Lucas pulled his screen closer, read the opening lines.

“Cleo McDougal is not a good person. She does good, yes, but doing good and being good aren’t the same thing, now, are they? In fact, her whole life, Cleo McDougal has been a cheater. She cheated in high school, on the debate team, on the school paper, for a summer internship, and from there it only got worse.”

“That is not true,” Cleo said to Lucas. Though maybe it was, just a little? Leave it to MaryAnne to thread the needle between rumor and fact. Cleo almost snorted, it was so familiar.

“Keep reading,” he said, passing his phone across the counter.

Cleo skimmed the next paragraph, detailing old grudges that felt irrelevant twenty years later, until she saw it. The reason for the hint of whatever it was in Lucas’s eyes.

“I have recently learned that this pattern of cheating extends all the way to Cleo’s personal life.
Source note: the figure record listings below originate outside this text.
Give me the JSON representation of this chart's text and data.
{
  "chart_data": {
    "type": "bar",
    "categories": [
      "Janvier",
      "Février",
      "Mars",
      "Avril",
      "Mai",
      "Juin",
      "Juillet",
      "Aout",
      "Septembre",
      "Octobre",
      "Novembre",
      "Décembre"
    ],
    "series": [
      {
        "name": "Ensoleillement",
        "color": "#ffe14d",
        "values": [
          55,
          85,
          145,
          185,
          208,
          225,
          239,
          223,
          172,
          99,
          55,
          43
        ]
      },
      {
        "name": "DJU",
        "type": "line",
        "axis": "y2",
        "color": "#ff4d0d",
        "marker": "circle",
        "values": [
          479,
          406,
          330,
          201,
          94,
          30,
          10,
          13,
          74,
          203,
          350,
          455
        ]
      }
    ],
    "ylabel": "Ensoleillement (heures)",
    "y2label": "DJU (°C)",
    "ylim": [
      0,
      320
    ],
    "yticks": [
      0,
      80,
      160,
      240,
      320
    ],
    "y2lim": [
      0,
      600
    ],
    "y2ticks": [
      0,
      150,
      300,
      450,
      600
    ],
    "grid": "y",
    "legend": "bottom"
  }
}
I support women and their myriad choices, but when these choices reflect on their moral and ethical compass—something we must all agree is critical for presidential material—it bears stating publicly. A reliable source recently reached out to me, knowing we grew up together, to disclose that while at law school, Cleo had a torrid affair with a married professor, and, I quote here, ‘many people have since suspected that he could be the father of her son.’ I share this information not to shame her—”

Cleo slammed down the phone; she didn’t need to read further. Of course MaryAnne would play the smug card! she thought. That. Conniving. Bitch, she also thought.

“Is that true?” Lucas’s voice was softer now, more like the kid he used to be, less like the man he nearly was. Cleo’s stomach nearly leaped through her throat.

“No. Sweetie, no.” Cleo reached out and mussed his hair, which he did not particularly like and which did not play nearly as naturally as Cleo hoped, a ruse to buy her time. “You know that isn’t right—I was already pregnant at law school. MaryAnne is just passing on gossip that she didn’t even bother to fact-check. I assume that’s why she published it in . . .” Cleo batted her hand around, as if she were shooing a fly. “Whatever this ridiculous excuse for a news website is.”

Lucas chewed his lip and digested this. They’d been over this—his father. They’d had long discussions about it, and damn you, MaryAnne Newman, for bringing this back into their lives all over again. Cleo had settled it for Lucas—that his dad wasn’t involved and didn’t want to be, and that it was just the two of them, it had always been just the two of them, and that was fine. Lucas used to ask more questions about it when he was younger, but lately they’d somehow silently agreed that, like many things, especially in DC, where alliances were often fluid, it was ancient history. His father wasn’t around, and that was that, and Cleo and Lucas were peas in a pod. (They weren’t really, now that Lucas was an ornery teenager, but Cleo tried to remember that this was all very developmentally normal.)

“So who’s MaryAnne Newman? And why would she write this?”